Developed by the Naval Research Laboratory in Washington DC, LaWs is a directed-energy laser that can target, disable, and destroy missiles, drones, aircraft, and other land and ocean based vehicles and vessels. LaWs, however, is not to be confused with the lasers we’re all used to seeing in movies. The laser does not instantaneously destroy moving objects, rather, it provides “graduated lethality.” For example, when LaWs is deployed against a moving target, the laser heats the surface of the target until it starts a fire, sustained application of the laser’s intensity is what leads to the explosion. Naturally, the smaller the object, the more effective the laser.

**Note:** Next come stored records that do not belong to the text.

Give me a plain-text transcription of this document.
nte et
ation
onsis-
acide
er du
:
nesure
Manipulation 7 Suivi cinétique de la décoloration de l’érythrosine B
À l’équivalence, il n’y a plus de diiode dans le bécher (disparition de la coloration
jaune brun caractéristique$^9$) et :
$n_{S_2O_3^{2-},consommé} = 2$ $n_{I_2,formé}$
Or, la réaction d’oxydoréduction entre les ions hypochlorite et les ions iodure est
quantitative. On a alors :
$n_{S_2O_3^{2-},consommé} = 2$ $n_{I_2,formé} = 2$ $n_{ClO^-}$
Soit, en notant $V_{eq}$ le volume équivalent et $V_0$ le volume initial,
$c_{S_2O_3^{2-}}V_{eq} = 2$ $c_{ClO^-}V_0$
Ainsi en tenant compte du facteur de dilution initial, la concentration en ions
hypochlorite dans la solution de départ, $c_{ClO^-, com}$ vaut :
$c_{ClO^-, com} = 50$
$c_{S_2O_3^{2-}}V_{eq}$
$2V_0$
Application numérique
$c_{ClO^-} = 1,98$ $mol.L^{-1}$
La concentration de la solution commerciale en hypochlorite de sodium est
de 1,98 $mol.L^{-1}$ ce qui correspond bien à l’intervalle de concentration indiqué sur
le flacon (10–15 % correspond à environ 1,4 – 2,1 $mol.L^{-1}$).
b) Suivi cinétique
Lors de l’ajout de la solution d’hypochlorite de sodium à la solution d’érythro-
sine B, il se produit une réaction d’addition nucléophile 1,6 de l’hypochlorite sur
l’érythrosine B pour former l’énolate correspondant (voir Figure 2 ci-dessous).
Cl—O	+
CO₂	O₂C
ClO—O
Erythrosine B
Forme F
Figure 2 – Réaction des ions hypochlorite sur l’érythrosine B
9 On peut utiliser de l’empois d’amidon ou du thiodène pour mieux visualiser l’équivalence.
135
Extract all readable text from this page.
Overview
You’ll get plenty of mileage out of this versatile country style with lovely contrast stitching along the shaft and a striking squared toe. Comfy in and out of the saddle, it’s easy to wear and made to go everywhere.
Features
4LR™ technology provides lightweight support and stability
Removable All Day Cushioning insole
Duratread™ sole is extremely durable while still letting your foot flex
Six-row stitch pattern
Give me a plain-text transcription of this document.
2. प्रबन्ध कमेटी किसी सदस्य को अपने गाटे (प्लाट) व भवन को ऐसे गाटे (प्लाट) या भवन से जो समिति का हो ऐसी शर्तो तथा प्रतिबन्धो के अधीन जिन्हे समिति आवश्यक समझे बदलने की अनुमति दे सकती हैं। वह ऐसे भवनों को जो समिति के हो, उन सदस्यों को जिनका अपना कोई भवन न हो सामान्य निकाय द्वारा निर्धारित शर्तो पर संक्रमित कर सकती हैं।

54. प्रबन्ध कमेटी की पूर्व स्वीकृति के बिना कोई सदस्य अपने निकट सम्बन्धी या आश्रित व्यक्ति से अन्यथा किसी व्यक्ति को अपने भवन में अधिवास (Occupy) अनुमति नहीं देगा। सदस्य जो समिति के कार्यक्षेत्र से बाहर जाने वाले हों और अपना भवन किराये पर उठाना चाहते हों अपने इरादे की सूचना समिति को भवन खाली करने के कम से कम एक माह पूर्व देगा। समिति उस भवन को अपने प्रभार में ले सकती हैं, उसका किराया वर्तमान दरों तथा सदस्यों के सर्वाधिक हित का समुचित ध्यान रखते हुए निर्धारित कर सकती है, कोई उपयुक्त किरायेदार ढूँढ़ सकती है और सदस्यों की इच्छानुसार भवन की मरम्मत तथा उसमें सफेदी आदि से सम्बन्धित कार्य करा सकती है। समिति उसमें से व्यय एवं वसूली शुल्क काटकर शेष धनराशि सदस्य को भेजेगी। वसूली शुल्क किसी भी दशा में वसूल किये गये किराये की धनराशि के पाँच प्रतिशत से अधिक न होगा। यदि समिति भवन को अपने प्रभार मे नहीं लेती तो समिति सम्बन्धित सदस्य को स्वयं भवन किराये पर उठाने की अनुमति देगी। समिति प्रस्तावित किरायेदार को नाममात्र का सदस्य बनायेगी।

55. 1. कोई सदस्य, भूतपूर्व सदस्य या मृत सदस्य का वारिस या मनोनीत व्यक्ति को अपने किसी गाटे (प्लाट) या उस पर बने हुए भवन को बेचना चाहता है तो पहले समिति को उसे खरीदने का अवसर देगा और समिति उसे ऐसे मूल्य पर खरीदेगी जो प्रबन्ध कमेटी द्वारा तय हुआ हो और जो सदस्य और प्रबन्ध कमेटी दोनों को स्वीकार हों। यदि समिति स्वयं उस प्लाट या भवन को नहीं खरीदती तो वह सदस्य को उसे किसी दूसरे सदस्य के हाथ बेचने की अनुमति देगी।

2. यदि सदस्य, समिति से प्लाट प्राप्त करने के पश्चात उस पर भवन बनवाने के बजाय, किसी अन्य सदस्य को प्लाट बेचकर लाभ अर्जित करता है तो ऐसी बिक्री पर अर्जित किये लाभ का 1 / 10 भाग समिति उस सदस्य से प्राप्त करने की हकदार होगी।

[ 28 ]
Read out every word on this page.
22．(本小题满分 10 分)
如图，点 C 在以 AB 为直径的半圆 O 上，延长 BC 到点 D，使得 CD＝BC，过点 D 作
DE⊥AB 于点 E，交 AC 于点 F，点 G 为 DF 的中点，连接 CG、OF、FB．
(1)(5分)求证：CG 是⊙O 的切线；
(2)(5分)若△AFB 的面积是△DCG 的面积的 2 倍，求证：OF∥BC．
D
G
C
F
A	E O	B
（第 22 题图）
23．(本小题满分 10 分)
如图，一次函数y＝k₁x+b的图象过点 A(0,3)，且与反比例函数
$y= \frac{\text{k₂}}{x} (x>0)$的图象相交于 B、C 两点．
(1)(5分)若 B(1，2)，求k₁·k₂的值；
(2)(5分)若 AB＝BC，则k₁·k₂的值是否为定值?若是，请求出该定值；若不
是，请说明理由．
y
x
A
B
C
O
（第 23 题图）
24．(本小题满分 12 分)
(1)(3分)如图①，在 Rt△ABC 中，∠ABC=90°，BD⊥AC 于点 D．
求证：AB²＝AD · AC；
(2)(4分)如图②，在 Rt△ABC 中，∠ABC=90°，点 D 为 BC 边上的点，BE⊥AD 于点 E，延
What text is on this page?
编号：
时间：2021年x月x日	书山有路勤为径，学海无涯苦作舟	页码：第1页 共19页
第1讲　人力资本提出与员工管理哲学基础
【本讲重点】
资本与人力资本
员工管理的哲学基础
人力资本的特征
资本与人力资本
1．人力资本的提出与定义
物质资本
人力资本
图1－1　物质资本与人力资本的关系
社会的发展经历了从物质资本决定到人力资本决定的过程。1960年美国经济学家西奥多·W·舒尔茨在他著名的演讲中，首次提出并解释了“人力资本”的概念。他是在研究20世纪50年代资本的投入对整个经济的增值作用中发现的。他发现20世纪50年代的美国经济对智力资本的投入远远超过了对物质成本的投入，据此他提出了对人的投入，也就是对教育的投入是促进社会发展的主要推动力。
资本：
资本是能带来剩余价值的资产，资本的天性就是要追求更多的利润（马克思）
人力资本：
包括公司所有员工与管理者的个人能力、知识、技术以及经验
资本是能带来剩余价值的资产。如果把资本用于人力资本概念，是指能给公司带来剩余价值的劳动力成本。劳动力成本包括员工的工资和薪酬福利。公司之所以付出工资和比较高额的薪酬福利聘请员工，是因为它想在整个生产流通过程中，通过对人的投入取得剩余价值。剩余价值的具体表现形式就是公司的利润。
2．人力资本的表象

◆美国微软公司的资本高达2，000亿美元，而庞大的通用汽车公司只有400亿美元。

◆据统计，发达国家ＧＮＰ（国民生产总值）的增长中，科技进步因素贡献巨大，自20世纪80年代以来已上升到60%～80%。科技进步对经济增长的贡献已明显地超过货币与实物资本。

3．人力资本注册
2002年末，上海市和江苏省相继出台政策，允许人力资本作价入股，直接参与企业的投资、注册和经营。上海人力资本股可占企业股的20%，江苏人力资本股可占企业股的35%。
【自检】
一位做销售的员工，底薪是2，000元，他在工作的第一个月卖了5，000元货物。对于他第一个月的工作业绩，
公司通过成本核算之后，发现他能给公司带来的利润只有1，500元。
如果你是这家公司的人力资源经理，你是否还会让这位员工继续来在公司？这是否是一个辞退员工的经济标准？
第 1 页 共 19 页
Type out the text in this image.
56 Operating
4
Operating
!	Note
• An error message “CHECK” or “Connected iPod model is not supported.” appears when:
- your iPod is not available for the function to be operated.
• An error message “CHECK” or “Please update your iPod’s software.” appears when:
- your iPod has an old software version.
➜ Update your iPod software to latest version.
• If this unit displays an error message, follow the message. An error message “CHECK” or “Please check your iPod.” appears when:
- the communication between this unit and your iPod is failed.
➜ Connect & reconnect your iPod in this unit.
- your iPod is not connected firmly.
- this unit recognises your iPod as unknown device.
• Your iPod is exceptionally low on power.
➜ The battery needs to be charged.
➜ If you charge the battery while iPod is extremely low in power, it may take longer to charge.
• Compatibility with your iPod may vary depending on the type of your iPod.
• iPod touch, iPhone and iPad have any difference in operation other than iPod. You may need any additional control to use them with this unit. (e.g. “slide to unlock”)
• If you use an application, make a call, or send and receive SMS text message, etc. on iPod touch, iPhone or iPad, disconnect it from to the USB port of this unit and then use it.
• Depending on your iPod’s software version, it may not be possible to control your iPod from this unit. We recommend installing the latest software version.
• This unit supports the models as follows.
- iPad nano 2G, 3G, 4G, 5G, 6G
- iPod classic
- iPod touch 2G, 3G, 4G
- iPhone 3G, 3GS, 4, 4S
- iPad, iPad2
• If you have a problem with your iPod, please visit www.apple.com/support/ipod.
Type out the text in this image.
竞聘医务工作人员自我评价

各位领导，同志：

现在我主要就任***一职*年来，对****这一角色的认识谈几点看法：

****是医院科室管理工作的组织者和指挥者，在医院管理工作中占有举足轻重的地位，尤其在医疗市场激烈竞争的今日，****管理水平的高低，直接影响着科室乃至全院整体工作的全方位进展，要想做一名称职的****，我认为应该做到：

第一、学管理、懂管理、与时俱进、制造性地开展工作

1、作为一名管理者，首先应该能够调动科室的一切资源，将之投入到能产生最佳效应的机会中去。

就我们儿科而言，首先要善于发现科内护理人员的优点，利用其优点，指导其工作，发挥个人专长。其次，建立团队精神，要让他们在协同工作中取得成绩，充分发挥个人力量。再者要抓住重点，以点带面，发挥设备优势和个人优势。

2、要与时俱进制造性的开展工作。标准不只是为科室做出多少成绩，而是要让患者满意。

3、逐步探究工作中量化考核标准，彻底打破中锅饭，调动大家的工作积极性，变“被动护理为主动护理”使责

Other benefits to LaWs include heating a moving target so that an adjunct weapon (e.g. heat-seeking missile) can more effectively lock on and track its target. LaWs can also disorient pilots, disrupt on-board electronic sensors and components, and shine a beam of light warning the enemy of the use of lethal force.
One major drawback to LaWs is that it needs to be coupled with another weapon. Another issue is that it can only focus on one target at a time, making the system not as effective against a swarm of enemy targets.
Of course, it’s not all too difficult to envision future versions of this technology capable of honing in on multiple targets at a time, with even greater laser intensity.